The no-pants rule was never rehabilitated, so after the recent dress code announcement, many feared the worst: nude pantyhose. When Bush press secretary Ari Fleischer eventually declared that "the [women's] pantsuits can stay," women outside the Amish community breathed a collective sigh of relief. He made it clear, however, that in this administration, West Wing women would be required to wear "appropriate business attire" and men would be expected to wear suits and ties at all times. The point, as one aide told the New York Times, was "to treat the office with respect."

Some people might find this statement ironic.

The implication -- OK, it's pretty spelled out -- is, of course, that Clinton's staffers were not expected to be properly attired and that in fact they dressed in a manner that did not accord the office of the president the respect it deserves. Bush supporters have done their part to paint such a picture and have hailed the return of the dress code as a return to the halcyon days of order and discipline.

"Mr. Bush is restoring the dignity that used to be associated with the Presidency," wrote Tom Barrett on Christianlink.com. "Gone are the blue jeans, tie-dyes, T-shirts and jogging shorts that were considered appropriate attire during Clinton's Presidency."

"Out are the 20-something, denim-wearing, pony-tailed Clintonites known for strewing pizza boxes throughout the halls," wrote Joseph Curl of the Washington Times. "In are the 30- and 40-something, box-cut, scrubbed-clean, suit-and-tie-wearing Bushies."

The media has echoed this sentiment, or at least repeated it, pretty much uncritically. The New York Times referred to the "remarkable relaxation of the White House dress code" after Clinton's inauguration in 1993, saying that "aides frequently attended meetings in jeans and T-shirts."
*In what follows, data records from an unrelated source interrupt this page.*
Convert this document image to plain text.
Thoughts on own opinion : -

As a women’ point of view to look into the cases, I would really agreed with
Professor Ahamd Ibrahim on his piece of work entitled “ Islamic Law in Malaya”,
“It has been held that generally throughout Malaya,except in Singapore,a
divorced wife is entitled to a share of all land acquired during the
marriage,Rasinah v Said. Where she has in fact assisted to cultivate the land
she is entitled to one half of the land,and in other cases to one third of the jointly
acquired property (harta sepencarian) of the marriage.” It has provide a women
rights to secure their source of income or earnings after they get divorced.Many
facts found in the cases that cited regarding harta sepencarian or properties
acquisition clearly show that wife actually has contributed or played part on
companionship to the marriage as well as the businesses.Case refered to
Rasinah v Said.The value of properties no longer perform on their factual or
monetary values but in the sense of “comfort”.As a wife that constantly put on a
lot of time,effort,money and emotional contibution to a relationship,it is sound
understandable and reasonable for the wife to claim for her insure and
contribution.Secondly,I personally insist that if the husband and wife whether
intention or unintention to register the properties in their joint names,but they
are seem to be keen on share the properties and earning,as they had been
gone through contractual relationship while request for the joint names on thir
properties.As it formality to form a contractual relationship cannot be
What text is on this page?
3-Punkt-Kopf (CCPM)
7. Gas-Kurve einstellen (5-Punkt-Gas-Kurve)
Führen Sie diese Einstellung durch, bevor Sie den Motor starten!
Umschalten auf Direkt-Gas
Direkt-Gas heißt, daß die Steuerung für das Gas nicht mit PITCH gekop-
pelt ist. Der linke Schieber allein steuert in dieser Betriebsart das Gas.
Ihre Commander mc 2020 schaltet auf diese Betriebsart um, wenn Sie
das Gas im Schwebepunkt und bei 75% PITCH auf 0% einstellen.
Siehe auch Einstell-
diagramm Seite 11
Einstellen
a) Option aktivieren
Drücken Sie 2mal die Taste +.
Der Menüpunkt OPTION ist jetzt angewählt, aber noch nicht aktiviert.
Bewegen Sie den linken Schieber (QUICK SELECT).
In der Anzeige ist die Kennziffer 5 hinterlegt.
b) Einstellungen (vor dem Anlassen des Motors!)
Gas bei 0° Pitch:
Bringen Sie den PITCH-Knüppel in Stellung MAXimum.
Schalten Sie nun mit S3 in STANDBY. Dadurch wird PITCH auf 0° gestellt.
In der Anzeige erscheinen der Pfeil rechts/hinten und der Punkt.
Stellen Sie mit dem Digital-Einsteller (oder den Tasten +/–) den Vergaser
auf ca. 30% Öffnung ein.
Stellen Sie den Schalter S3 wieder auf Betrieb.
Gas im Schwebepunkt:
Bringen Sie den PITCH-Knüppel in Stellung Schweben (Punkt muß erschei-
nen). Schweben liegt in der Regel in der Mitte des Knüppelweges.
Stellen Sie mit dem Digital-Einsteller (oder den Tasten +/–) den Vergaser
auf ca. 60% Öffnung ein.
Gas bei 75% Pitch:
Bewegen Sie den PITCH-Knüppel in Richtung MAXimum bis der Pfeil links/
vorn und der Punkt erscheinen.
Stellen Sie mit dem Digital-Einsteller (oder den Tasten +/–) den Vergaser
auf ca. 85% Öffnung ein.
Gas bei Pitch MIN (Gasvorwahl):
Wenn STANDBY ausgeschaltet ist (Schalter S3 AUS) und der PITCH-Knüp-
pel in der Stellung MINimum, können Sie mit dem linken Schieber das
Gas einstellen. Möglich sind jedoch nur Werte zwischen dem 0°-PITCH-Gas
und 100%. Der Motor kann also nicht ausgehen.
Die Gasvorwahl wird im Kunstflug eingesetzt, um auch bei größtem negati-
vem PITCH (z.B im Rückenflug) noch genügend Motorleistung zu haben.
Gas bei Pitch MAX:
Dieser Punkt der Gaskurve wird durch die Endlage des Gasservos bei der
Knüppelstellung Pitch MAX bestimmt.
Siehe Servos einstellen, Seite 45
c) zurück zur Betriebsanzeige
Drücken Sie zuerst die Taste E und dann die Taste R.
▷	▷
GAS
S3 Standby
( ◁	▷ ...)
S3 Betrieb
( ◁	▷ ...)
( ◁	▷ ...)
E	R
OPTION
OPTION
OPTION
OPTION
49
It's all very evocative of the "no son of mine" longhair debates of yore -- debates that raged before some of us were out of diapers. But in fact it's grounded in pure fantasy -- one in which the Clinton White House resembles a Broadway revival of "Hair." Not surprisingly, former White House staffers find the suggestion that they dressed inappropriately or disrespectfully quite surprising, though not all that surprising.